Peterson et al. recommended an interview-based self-reported method to interpret children’s pubertal status, known as Pubertal Development Scale [13]. This method showed advantages as it required least exposure of the child to clinical examinations or sexual maturation photos, therefore, it would be more easily accepted by parents and students. However, this measure insisted a trained health professional to interview and make questions to clarify information when participants expressed confusing feelings about the sexual characteristics or made unsuitable answers.
Age of menarche in our study was a little later than other studies with similar population. Mean menarcheal age was 11.2 years old in a study of junior high school students [6] and median age of menarche was 10 in another study of primary students [14].
While the patterns in overweight and obesity prevalence were similar to other studies done in Vietnam [15, 16], our study found a higher overall prevalence with greater frequency among boys.. Furthermore, Hong et al., in their report, pointed out that there was an increasing trend in overweight and obese prevalence over time and that there were more overweight and obese adolescents in urban areas than rural areas. Our findings may be affected by the sampling area: selected schools were located within centre of Ho Chi Minh City which was a highly developed and “wealthier” area in comparison with others.

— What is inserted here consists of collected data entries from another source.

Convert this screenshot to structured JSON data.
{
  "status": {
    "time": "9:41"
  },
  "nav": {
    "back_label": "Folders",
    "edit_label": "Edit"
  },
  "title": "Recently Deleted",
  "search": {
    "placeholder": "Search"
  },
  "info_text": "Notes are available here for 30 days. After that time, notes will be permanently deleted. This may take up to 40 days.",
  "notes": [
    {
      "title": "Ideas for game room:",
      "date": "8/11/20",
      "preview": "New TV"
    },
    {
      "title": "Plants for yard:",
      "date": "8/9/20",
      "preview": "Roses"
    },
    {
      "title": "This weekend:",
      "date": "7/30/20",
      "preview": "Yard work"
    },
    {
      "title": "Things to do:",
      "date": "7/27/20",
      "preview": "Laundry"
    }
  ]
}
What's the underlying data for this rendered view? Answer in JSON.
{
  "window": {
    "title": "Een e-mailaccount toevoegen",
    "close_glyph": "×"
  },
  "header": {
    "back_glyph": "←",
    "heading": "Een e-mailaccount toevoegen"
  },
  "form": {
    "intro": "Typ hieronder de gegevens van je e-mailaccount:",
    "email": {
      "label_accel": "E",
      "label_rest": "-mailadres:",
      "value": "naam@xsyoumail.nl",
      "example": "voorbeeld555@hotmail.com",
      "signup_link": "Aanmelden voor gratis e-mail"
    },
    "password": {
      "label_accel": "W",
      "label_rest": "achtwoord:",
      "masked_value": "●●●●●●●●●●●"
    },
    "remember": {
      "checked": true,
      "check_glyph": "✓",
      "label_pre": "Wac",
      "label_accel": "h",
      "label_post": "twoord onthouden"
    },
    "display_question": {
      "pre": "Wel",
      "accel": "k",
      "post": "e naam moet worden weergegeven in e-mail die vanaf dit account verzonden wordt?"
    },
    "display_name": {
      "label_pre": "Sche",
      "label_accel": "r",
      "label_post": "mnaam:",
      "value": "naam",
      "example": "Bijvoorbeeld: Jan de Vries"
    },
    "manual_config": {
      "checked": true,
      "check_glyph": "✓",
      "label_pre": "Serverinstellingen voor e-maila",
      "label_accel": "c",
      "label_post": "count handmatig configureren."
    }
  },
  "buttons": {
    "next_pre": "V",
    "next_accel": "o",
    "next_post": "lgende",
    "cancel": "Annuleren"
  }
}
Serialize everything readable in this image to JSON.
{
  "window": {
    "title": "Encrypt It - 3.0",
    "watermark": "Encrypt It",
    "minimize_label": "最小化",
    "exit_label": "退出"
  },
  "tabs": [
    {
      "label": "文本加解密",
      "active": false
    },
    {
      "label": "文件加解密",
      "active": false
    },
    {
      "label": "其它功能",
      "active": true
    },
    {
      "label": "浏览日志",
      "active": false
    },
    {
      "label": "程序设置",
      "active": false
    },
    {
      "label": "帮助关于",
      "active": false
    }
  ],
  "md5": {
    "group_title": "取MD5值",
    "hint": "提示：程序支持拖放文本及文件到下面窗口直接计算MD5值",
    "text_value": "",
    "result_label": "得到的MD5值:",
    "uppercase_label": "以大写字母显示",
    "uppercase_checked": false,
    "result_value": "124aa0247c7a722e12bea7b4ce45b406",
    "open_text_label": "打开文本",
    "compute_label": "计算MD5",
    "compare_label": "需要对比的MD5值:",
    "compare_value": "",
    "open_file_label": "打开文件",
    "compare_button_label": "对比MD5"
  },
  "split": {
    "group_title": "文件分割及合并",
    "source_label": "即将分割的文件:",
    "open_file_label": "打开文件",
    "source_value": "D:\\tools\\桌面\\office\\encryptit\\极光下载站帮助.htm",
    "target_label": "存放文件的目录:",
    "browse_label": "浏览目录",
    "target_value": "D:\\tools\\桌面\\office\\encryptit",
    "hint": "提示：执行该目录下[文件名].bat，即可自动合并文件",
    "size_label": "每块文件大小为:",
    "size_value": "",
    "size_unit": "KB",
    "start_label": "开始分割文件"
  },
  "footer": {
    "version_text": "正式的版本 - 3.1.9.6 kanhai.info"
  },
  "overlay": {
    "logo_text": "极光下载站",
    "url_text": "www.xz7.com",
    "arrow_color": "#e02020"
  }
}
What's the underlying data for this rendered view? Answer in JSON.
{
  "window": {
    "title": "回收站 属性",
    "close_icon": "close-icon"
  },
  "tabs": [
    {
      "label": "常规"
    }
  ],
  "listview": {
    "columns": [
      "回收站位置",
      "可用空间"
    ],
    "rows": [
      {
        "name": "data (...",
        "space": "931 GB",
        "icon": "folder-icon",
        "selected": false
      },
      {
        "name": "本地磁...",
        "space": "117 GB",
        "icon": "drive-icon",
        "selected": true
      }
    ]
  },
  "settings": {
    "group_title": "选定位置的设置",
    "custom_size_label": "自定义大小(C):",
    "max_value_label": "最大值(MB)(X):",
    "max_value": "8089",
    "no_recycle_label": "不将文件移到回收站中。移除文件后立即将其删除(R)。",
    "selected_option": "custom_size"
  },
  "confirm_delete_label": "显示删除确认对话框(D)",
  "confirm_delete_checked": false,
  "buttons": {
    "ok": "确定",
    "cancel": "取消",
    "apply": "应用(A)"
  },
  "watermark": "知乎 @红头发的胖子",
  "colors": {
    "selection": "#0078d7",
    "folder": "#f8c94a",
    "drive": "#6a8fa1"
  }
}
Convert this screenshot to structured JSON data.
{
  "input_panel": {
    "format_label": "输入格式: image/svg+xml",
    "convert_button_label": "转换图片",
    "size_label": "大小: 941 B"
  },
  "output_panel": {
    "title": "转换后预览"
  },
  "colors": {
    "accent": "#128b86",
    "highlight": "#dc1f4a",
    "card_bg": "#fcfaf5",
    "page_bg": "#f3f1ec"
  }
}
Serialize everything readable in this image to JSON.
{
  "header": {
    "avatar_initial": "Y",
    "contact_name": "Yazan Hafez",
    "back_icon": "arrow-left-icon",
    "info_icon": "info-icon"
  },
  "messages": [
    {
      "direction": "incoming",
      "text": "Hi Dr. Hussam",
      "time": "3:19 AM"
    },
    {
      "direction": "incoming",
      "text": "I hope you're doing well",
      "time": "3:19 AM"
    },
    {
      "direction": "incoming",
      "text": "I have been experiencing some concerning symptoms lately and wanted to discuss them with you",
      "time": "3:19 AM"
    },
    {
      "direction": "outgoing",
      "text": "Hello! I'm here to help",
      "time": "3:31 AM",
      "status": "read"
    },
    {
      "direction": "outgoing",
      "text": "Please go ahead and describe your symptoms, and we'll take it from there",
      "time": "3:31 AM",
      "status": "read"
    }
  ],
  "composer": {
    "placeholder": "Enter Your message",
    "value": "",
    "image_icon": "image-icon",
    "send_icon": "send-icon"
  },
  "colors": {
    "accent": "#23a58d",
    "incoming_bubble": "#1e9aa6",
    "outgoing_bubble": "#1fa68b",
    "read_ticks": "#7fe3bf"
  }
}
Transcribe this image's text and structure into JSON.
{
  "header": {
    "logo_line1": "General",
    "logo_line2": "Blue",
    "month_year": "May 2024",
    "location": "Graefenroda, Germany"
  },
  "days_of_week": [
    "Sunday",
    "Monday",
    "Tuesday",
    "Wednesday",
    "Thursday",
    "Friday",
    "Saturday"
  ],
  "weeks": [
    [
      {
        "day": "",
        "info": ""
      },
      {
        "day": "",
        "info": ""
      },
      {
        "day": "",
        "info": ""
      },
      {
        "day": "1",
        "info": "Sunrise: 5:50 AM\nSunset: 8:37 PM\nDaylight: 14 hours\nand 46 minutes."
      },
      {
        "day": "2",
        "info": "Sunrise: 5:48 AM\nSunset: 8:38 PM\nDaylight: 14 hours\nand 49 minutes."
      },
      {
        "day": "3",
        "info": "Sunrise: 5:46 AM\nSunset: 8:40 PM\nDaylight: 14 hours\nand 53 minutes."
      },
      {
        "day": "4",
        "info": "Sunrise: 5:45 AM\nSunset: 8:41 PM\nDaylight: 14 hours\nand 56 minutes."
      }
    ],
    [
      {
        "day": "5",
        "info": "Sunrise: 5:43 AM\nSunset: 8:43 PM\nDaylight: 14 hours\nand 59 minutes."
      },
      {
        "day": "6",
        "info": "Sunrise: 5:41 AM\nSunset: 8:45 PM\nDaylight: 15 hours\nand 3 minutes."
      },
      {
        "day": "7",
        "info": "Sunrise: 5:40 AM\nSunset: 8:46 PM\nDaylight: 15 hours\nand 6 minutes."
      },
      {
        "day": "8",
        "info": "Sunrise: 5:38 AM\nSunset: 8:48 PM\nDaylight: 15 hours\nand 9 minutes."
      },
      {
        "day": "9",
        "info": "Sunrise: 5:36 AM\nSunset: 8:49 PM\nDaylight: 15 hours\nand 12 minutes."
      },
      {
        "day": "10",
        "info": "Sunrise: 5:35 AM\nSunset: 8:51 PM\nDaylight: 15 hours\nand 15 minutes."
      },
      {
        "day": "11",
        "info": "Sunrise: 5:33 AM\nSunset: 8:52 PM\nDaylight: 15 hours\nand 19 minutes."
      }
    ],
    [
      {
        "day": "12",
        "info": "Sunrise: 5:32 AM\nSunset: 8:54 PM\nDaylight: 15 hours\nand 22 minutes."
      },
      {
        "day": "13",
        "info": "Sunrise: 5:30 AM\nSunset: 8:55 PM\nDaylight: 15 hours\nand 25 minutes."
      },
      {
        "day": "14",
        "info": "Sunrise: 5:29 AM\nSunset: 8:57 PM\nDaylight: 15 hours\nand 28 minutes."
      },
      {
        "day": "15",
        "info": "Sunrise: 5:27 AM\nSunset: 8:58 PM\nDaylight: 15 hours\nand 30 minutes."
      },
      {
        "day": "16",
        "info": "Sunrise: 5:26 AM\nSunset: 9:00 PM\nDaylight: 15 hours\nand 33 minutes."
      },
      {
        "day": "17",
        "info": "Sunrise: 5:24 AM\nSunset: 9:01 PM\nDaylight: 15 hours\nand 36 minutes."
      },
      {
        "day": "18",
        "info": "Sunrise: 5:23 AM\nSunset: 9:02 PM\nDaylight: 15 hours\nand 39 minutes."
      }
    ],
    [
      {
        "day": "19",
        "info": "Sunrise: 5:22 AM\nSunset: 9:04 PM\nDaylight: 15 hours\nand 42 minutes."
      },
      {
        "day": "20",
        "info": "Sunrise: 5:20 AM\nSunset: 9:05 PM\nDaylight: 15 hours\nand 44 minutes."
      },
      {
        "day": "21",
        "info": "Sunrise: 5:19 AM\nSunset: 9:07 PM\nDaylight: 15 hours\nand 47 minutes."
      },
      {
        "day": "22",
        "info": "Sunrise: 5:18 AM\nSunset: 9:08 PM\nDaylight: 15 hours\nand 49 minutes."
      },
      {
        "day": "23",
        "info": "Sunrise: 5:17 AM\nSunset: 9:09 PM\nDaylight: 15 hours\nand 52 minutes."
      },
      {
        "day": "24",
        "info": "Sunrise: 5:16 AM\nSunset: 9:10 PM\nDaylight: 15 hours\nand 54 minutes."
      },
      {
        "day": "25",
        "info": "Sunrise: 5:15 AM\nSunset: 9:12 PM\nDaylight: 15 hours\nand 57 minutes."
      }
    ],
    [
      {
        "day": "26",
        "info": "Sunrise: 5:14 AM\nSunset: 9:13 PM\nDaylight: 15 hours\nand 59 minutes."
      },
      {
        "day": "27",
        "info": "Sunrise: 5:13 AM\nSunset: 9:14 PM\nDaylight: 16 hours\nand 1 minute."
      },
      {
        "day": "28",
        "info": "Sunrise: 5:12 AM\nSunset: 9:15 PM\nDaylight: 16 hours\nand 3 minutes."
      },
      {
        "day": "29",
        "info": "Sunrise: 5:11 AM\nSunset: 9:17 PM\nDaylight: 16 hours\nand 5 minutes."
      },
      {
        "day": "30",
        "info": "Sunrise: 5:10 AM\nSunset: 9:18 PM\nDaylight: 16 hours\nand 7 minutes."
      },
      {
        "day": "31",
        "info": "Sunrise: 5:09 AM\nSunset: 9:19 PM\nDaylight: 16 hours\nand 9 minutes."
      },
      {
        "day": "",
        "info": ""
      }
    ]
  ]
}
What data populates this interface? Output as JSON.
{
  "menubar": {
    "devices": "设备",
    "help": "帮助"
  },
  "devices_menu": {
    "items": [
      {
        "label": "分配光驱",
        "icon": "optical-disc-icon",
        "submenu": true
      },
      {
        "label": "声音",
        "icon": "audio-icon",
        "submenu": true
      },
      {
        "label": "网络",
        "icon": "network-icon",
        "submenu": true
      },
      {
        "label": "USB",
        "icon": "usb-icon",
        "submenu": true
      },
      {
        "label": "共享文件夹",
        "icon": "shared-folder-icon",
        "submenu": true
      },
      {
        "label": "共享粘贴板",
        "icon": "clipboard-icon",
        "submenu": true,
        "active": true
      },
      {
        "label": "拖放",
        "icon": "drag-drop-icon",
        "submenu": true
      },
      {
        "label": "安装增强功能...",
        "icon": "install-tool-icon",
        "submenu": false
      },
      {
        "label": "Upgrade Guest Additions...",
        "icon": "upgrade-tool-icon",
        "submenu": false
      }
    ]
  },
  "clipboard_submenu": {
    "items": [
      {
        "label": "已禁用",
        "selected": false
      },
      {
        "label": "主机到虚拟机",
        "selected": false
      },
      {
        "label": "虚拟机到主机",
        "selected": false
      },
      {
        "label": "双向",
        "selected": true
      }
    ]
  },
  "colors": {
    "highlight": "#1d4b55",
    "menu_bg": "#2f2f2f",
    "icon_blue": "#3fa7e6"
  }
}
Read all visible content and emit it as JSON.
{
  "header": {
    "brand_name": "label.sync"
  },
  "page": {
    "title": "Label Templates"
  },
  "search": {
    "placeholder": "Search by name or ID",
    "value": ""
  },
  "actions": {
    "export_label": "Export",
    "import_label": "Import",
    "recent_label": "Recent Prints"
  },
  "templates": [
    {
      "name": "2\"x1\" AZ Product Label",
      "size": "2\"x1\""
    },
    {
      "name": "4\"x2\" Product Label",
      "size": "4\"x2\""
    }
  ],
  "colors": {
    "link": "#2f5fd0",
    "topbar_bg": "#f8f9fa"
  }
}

Overweight and obesity were concerns to the reliability of breast self-assessment among girls in literature [5]. Our study found no detectable difference in breast development agreement between overweight/ obese and non-overweight students, Wκ coefficient in overweight/ obese group was 0.79, which was higher than another finding in Thailand (Wκ = 0.41) [2].
The strength of our study is the wide age-range of participants which allowed us to investigate validity of puberty self-report questionnaire of different stages of development. The limitations included a small sample size which caused difficulty in result interpretation. Lack of representativeness makes it difficult to generalize our findings to whole population.
Conclusion
Our study provides evidence for the validity of using Tanner pubertal stages self-report questionnaire as a sufficient method to evaluate children and adolescents’ sexual development status. Although this method was inaccurate to evaluate younger boys’ sexual maturation, acceptable accuracy in sexual maturation estimation among younger girls and adolescents could serve as an effective screening tool in community context.